От одного из косяков отделилась высокая фигура девушки. Да, это так… Все как прежде… И даже прежнее чувство шевельнулось в душе.
— Пойдем в комнату хозяев… Там все хорошо слышно.
Она взяла меня за руку и повела за собой через узенький коридор в спальню хозяев. Здесь были Соколов, Соколова и Чернов. Соколов сидел на кровати, сложив руки ладонями и повернув к открытым дверям свое грубоватое серьезное лицо. Соколова кинула на Досю вопросительный и беспокойный взгляд, Чернов сидел на подоконнике, рядом с молоденьким студентом Кучиным.
— Сядем вот тут, — сказала Дося. — Вы сильно опоздали… Отчего?.. Впрочем, лучше теперь молчите.
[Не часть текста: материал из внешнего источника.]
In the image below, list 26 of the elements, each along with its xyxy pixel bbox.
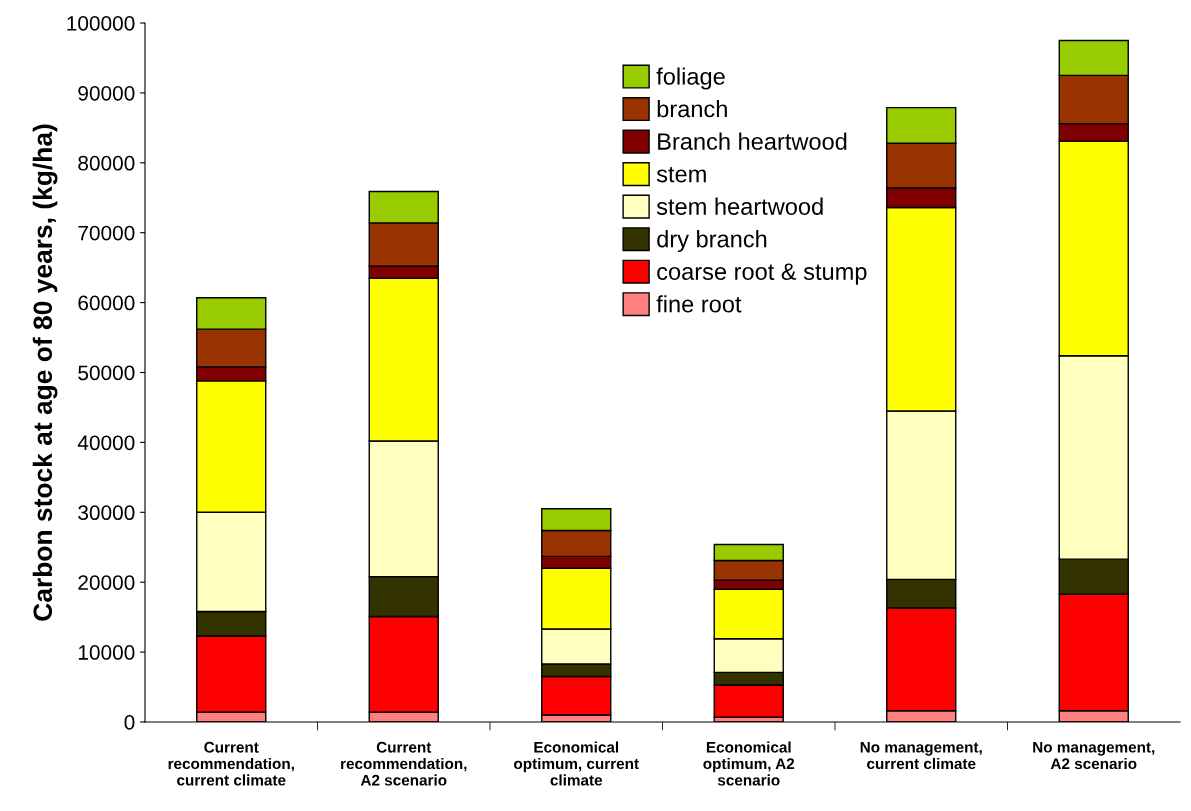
legend-label: dry branch xyxy=(657,230,767,253)
y-tick-label: 10000 xyxy=(78,645,135,660)
y-tick-label: 100000 xyxy=(67,16,135,31)
y-tick-label: 90000 xyxy=(78,85,135,101)
legend-label: fine root xyxy=(656,295,742,313)
x-tick-label: No management, current climate xyxy=(860,741,982,770)
y-tick-label: 50000 xyxy=(78,365,135,381)
y-tick-label: 20000 xyxy=(78,575,135,590)
x-tick-label: Current recommendation, current climate xyxy=(168,741,294,786)
legend-label: coarse root & stump xyxy=(657,263,867,285)
y-tick-label: 80000 xyxy=(78,155,135,171)
x-tick-label: Economical optimum, A2 scenario xyxy=(703,741,795,786)
x-tick-label: No management, A2 scenario xyxy=(1033,741,1155,770)
y-axis-title: Carbon stock at age of 80 years, (kg/ha) xyxy=(32,124,58,621)
legend-label: branch xyxy=(657,99,727,118)
y-tick-label: 60000 xyxy=(78,295,135,311)
legend-label: Branch heartwood xyxy=(658,132,847,150)
y-tick-label: 0 xyxy=(124,715,135,730)
legend-label: foliage xyxy=(656,67,725,90)
x-tick-label: Economical optimum, current climate xyxy=(514,741,639,786)
x-tick-label: Current recommendation, A2 scenario xyxy=(341,741,467,786)
y-tick-label: 40000 xyxy=(77,435,135,451)
legend-label: stem xyxy=(656,166,706,183)
y-tick-label: 30000 xyxy=(78,505,135,521)
y-tick-label: 70000 xyxy=(78,225,135,241)
legend-label: stem heartwood xyxy=(656,197,823,215)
И она стала слушать чтение. Лицо ее выразило глубокое, сосредоточенное и углубленное внимание. Так слушают в церкви. Глядя на ее внимательное лицо, на полураскрывшиеся губы, я понял, что для нее тут не простое любопытство, что это дело ее определяющейся веры. В чем же эта вера? Что ее так захватывает? Я делал усилие вслушаться, но не мог: чтение было для меня только звуками, монотонными и разрозненными, и мое внимание отмечало семинарскую интонацию чтеца. Я мог еще чувствовать близость Доси, но все остальное казалось мне заглушённым и далеким.
Чтение смолкло. В комнате послышалось легкое движение, потом настала тишина. Ждали, что заговорит кто-нибудь из тех, кого привыкли слушать, но никто не начинал… Дося вопросительно смотрела на меня.
И вдруг раздался голос Тита. Он начал с какой-то цитаты из Зайцева, которая, по-видимому, не имела никакой связи с тем, что читалось. Среди слушателей водворялось недоумение.
— Что такое? К чему это он? — спрашивали приехавшие из Москвы.
— Тит! Довольно! — закричал кто-то из петровцев.
— Исчезни, Тит, — крикнул своим резким голосом Чернов.